Впрочем, гадать всем пришлось недолго. Едва дождавшись, пока выведут Каменева, Соев стал медленно и внушительно излагать новую версию смерти Ларисы Фёдоровой. На этот раз материала для обвинения у него было больше. Теперь Соев упорно настаивал на том, что в квартире, кроме супругов, на момент преступления была ещё и Анна. Зная, что собрание на работе закончилось в начале восьмого, было легко предположить, что в гостиницу «Россия» Кравцов и его бывшая жена могли прибыть уже к половине восьмого, в крайнем случае без пятнадцати восемь. Поднявшись наверх в комнату, где жила Анна, они поговорили с дежурной по этажу, затем спустились в ресторан и заказали ужин для женщины и шампанское. Опять же, привлекая к себе внимание официанта, обслуживавшего их, парочка, таким образом, обеспечила себе алиби. К сожалению для обоих подозреваемых, в своих показаниях ни дежурная, ни тем более официант, никак не могли припомнить точного времени появления сообщников в гостинице. Зато оба однозначно заявили, что видели Николая и Анну недолго. На этаже они лишь поинтересовались есть ли у дежурной свежая пресса. В ресторане тоже не задержались: заказанная бутылка с шампанским осталась не выпитой более, чем наполовину. Это официант помнил отчётливо: подобные расточительства в их ресторане бывали большой редкостью. На основании этого, можно было предположить, что Николай и Анна торопились. Здесь очень важно было подчеркнуть то, что дежурная по этажу больше в этот вечер не видела ни девушку, ни её спутника. Правда, она оговорилась, что какое-то время отсутствовала на посту, отчего, возможно, упустила момент возвращения проживающей в свой номер. Но зато потом, в течение всего оставшегося времени, дежурная была на посту. В номере, где жила Керман, было тихо. В районе половины двенадцатого дежурная ушла в отведённый ей для ночлега служебный номер. Всё это могло предполагать что, посидев в ресторане, Николай поспешил покинуть отель для того, чтобы вернуться домой. Приехав, он, зная слабость жены к спиртному, под любым предлогом мог предложить ей выпить. Вино должно было помочь Николаю расположить жену к предстоящему визиту Анны. Последняя, доужинав в ресторане в одиночестве, вслед за этим села в такси и поехала на квартиру Фёдоровой. В лифте с соседом Ларисы Каменевым, она могла, таким образом, оказаться не в четыре часа, а после восьми. В своих показаниях Каменев не отрицал того, что мог перепутать время.

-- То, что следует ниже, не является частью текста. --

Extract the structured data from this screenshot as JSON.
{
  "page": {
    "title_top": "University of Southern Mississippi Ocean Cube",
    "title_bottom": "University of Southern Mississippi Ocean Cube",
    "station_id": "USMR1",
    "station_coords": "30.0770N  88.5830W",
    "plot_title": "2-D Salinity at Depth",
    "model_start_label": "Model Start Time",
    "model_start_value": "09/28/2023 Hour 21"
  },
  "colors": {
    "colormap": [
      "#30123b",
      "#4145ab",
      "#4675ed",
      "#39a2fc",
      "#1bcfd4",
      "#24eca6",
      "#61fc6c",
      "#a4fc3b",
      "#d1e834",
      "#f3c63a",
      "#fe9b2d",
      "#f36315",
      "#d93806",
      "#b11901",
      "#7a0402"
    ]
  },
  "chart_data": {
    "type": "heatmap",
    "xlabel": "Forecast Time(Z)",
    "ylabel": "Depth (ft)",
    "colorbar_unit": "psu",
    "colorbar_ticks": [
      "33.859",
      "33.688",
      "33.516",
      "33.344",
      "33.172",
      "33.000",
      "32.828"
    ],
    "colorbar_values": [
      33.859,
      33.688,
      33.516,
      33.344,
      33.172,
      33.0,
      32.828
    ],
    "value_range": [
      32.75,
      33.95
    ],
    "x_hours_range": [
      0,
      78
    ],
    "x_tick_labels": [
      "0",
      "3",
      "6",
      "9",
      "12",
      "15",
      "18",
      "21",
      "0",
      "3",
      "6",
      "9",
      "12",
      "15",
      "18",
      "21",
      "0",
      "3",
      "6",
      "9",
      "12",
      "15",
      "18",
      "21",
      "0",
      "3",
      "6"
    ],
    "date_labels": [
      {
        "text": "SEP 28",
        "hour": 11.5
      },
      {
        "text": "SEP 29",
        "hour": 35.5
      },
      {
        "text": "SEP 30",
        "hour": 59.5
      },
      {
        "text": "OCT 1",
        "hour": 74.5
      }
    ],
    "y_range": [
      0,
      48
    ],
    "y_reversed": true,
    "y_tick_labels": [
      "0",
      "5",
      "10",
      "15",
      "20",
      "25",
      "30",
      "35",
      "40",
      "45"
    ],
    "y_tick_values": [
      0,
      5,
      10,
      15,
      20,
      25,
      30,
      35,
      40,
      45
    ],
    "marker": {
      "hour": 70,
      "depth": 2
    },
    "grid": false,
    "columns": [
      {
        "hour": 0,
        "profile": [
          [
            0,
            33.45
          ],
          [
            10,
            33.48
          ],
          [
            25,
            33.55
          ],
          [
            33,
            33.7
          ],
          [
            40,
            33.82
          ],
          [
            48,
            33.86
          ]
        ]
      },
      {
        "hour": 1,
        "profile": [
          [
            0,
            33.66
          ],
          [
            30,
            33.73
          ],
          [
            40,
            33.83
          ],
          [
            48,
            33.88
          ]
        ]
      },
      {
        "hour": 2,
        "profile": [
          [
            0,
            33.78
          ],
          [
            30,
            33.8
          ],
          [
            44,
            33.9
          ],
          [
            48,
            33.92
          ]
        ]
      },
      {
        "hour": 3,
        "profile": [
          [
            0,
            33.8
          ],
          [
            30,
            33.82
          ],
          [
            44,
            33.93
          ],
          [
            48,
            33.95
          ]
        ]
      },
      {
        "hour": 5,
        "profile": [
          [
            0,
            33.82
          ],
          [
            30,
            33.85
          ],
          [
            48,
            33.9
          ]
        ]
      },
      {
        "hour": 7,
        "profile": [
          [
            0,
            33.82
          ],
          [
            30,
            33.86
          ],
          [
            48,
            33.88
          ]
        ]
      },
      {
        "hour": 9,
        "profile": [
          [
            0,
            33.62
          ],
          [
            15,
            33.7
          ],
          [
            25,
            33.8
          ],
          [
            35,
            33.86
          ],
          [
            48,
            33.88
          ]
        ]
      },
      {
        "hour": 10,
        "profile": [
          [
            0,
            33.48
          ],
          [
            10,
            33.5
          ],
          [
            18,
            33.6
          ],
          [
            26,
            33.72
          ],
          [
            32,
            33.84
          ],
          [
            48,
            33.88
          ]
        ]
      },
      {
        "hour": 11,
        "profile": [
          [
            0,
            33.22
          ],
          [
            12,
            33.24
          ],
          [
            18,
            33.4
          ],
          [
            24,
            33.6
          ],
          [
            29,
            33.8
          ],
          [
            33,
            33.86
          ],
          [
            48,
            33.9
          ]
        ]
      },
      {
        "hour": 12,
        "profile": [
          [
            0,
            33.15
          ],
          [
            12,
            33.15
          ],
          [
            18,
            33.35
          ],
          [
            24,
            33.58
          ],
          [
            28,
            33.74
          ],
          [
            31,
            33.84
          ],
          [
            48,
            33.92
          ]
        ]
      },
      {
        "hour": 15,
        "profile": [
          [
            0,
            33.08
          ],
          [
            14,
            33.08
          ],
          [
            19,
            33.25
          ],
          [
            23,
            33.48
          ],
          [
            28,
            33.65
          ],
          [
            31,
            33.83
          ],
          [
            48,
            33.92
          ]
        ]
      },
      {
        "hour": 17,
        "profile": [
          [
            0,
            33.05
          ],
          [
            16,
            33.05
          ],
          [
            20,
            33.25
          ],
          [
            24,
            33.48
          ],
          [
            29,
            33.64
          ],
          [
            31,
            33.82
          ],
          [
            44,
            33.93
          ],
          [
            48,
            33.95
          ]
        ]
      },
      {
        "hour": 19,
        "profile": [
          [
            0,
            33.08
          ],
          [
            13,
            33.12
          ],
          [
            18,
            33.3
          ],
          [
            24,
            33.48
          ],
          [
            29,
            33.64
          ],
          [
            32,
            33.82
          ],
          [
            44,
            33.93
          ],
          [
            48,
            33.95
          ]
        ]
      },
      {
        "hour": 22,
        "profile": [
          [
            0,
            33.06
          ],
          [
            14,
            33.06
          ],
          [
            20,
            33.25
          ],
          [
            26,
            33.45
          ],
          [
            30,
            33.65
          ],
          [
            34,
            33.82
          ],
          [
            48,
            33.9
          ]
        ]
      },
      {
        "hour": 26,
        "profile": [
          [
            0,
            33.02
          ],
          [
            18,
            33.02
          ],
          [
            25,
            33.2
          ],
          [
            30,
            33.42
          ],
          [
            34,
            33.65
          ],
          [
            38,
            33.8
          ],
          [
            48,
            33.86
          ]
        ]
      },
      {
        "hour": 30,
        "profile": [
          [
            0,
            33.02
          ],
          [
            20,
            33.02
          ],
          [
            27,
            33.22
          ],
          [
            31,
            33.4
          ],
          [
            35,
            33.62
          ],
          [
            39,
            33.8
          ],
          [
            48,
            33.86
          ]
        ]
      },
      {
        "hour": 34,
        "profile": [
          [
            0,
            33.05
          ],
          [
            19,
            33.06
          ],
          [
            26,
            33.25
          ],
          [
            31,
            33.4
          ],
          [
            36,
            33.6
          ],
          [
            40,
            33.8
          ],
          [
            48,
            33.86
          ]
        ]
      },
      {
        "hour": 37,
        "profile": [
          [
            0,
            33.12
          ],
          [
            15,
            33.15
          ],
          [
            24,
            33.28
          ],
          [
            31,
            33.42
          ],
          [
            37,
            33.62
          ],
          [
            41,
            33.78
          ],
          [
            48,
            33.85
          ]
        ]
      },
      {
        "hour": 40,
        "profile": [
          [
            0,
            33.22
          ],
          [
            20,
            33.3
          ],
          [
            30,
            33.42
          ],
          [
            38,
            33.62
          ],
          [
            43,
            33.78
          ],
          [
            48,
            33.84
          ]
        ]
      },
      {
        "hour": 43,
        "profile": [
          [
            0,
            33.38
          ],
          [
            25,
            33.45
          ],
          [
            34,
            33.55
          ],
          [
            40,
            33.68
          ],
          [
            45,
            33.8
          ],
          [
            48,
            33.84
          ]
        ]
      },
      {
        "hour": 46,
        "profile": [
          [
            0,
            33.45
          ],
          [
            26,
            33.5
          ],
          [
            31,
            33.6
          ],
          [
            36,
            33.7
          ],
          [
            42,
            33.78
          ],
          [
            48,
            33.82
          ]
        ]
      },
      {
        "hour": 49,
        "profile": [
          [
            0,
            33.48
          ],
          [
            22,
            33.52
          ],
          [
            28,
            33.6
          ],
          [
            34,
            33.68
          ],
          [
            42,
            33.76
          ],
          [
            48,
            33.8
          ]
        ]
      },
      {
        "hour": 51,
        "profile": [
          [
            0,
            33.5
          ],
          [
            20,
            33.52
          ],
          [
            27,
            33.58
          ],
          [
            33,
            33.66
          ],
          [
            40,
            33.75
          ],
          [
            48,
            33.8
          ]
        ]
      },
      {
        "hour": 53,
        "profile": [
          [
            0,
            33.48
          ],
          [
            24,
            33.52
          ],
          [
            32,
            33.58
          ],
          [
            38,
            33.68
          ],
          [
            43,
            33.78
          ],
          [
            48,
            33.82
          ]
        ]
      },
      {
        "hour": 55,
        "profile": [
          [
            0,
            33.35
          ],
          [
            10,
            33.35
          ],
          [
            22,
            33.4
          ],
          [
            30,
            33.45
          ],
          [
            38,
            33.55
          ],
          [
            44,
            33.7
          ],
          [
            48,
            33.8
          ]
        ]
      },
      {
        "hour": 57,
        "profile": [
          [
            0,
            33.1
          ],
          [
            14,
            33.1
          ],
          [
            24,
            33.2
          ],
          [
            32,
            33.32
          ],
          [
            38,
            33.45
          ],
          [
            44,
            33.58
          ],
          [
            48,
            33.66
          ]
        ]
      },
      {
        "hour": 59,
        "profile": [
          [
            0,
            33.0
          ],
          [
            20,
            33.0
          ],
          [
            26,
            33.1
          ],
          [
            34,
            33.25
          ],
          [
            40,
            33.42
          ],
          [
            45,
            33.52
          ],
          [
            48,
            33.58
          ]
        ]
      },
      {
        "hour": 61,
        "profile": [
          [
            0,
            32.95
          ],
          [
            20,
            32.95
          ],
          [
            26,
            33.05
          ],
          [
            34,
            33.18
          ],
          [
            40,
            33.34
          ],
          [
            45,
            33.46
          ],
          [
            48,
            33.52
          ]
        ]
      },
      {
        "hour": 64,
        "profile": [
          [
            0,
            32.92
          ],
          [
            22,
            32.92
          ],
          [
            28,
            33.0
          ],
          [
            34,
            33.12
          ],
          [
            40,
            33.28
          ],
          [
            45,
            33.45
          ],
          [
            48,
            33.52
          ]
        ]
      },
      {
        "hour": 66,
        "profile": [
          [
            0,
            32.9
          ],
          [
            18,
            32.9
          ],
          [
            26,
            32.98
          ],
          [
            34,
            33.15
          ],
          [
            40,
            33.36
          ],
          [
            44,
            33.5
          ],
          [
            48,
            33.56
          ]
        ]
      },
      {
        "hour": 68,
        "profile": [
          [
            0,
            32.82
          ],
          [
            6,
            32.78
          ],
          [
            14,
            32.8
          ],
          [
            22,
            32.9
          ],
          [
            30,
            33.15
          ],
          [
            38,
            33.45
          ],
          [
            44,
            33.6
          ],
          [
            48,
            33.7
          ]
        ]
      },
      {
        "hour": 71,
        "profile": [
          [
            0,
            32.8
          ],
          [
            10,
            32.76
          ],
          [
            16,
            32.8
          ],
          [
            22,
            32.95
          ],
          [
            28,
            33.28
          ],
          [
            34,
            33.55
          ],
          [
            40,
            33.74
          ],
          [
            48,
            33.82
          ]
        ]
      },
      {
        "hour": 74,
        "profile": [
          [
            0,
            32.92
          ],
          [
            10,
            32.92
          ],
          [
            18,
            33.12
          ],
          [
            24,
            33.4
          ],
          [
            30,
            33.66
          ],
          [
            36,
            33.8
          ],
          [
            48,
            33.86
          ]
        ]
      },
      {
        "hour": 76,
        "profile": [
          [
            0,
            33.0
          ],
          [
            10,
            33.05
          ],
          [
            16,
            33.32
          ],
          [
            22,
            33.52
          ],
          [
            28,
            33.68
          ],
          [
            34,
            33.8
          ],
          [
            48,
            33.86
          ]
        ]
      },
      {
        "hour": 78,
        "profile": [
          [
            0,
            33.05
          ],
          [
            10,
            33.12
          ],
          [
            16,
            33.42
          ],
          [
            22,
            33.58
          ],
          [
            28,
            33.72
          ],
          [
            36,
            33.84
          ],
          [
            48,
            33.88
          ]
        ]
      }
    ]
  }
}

Итак, Анна приехала к Кравцовым. Лариса, уже «размятая» к этому времени вином, встретила её дружелюбно. Под предлогом чествования трудоустройства Анны на фирму Ларисы, бывшие супруги, а ныне сообщники, напоили хозяйку квартиры. В районе одиннадцати Кравцов принял снотворное и заснул. Анна Керман осталась с бывшей подругой. Обстановка была располагающей к откровенной беседе. Скорее всего, женщины продолжили пить, чем вполне можно объяснить недостающие при экспертизе триста пятьдесят граммов спиртного. И вот здесь-то Анна, судя по записке, могла признаться Ларисе в том, что Николай до сих пор является её любовником. Каковой была реакция Фёдоровой, догадаться нетрудно: всё-таки она любила своего мужа; пусть по-своему, но любила. Оказавшись в состоянии сильного возбуждения, Лариса, возможно, снова набросилась на вино. Это было как раз то, что нужно сообщникам; улучив момент, гостья незаметно бросила в бутылку три первых таблетки «Барбамила». Убедившись, что последняя опустошила бокал больше, чем наполовину, гостья растворила с бутылке оставшиеся две таблетки и поспешила уехать в гостиницу. Ей было очень важно, чтобы Лариса, до того как уснуть, успела закрыть за ней дверь. Николай в это время уже спал крепким сном. Уходя, гражданка Керман была уверена, что Лариса тут же свалится и заснёт. Она никак не могла предполагать, что у отравленной ею подруги найдутся силы для того, чтобы написать предсмертную записку, в которой она разоблачит своих истинных убийц.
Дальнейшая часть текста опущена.